SCIM Directory Integration - Microsoft Entra ID (formerly Azure AD)

By Chad Satterfield

Configure a SCIM user-directory integration with Microsoft Entra ID

Note: Microsoft Entra ID is the new name for Azure AD (Azure Active Directory)

Before You Begin

  • Complete the steps outlined in the SCIM Directory Integration support article to set up a new SCIM user directory in your Kandji instance. You will need to obtain the SCIM access token and API URL.
  • Copy and store the token provided as outlined in the SCIM Directory Integration article. The token will not be visible once you click Done and will be required in a later step.
  • Be sure to review the supported user and group attributes listed in the SCIM Directory Integration.

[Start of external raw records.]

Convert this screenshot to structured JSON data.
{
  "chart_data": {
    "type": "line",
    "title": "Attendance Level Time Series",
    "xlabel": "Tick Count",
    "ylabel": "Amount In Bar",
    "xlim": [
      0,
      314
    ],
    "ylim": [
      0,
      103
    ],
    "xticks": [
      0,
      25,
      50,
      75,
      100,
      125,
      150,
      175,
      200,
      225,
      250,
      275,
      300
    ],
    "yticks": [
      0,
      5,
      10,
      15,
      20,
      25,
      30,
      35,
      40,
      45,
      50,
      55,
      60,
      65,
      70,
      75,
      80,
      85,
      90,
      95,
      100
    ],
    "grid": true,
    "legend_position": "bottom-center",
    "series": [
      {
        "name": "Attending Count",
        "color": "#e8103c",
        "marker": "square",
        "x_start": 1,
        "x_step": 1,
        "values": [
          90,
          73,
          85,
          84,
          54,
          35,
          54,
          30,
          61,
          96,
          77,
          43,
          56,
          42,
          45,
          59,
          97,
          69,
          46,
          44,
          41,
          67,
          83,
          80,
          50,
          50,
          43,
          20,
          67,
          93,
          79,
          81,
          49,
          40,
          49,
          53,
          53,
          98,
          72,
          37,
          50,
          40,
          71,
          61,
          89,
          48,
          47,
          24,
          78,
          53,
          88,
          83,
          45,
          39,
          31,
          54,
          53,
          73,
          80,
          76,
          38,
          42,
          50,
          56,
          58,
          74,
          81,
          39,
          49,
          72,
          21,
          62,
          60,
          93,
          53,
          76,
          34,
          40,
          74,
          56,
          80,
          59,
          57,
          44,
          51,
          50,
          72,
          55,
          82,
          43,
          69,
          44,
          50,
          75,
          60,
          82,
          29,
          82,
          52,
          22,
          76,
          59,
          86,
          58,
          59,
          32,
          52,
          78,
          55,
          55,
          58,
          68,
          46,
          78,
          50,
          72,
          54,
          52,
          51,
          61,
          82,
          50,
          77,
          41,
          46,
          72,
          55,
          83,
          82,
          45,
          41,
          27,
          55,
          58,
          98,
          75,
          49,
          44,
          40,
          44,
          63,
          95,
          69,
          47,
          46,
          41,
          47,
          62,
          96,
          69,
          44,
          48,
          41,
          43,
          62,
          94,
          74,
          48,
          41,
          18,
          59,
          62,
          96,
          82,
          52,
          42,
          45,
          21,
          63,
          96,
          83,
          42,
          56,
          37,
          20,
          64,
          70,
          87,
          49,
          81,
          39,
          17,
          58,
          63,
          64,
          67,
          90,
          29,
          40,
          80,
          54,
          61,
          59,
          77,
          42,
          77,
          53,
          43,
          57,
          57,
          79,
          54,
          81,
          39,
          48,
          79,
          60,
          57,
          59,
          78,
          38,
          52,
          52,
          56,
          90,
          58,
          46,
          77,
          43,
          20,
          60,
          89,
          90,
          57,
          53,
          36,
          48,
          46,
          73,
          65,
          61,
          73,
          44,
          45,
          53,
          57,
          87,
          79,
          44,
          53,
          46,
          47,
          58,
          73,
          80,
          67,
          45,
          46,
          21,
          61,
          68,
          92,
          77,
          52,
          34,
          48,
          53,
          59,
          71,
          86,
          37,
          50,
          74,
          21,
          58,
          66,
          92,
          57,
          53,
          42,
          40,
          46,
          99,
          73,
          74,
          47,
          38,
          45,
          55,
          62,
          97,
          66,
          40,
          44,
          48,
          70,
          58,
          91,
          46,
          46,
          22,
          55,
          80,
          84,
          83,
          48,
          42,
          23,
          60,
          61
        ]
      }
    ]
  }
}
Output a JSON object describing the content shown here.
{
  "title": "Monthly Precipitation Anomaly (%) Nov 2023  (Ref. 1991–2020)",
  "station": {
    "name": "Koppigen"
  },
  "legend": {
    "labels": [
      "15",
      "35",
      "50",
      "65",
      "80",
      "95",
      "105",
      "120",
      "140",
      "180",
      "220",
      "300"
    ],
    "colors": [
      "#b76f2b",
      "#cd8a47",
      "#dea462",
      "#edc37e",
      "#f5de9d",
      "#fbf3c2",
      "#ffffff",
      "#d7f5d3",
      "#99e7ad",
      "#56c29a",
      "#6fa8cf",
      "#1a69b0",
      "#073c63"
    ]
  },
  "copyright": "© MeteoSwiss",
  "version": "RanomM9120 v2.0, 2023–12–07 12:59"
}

Create the SCIM Integration in Microsoft Entra ID

  1. Sign in to portal.azure.com.
  2. Open the menu in the top left corner.
  3. Select Microsoft Entra ID.
  4. In the Manage section, select Enterprise applications
  5. Select New application, or if you have already created a SAML single sign-on application, you can select that application and add SCIM.
  6. Select Create your own application.
  7. Give the application a name.
  8. Select Integrate any other application you don't find in the gallery (Non-gallery).
  9. Click Create.
  10. You will be taken to the Overview page for the newly created app.
  11. In the left-hand navigation, select Provisioning.
  12. Click Get started.
  13. For Provisioning Mode, select Automatic.
  14. If the Admin Credentials section doesn't display details, click the reveal triangle to expand it.
  15. Paste the Kandji SCIM API URL that you copied earlier into the Tenant URL field.
  16. Paste the API token that you copied earlier into the Secret Token field.
  17. Click Test Connection. You should see a successful test notification.
  18. In the upper-left corner, click Save, then click the X in the upper-right corner to close the settings.R1VHmIGhlMnxr5sCLqP15_HN9xFJTWlUfQ
  19. Once back in the Provisioning overview, click Edit provisioning.
  20. Expand the Mappings reveal triangle and ensure that both Groups and Users are enabled.

Note: if you are on the free tier of Microsoft Entra ID, group assignment is not supported.
  1. Expand the Settings reveal triangle.

  2. For Scope, choose Sync only assigned users and groups.

  3. Set the Provisioning Status to On.

  4. Click Save, then click the X in the upper-right corner to close the settings.FCe05pTOz2UhKGA7PsWScTgJX8UGn9bDvw

  5. Select Users and groups in the left sidebar, click Add user/group and add the users or groups you want to provision in Kandji. If you are using the free Microsoft Entra ID tier, you will only assign users to the app.

  6. In Kandji, click the Users module in the left sidebar, then click Users Without Devices. If Kandji does not display users, go back to the SCIM app in Microsoft Entra ID, click Stop provisioning, then click Start provisioning.

Syncing
User syncing is one-way, meaning the Microsoft Entra ID SCIM app will send user information to Kandji only when there is new information to be sent. Therefore, a Sync Now option is not available in the web app.
If a user or group is added to the SCIM app in Microsoft Entra ID after the app was created, a sync will happen every 40 minutes (set by Microsoft Entra ID). If you want the sync to happen sooner, you can stop/start the provisioning in the SCIM app on the Microsoft Entra ID. This will not impact existing users/groups in Kandji.
Assignment Rules
If you are going to be using assignment rules with groups, you will need to explicitly add each group you want to have provisioned in Kandji to the SCIM app, otherwise groups will not come over automatically if you are adding just the user.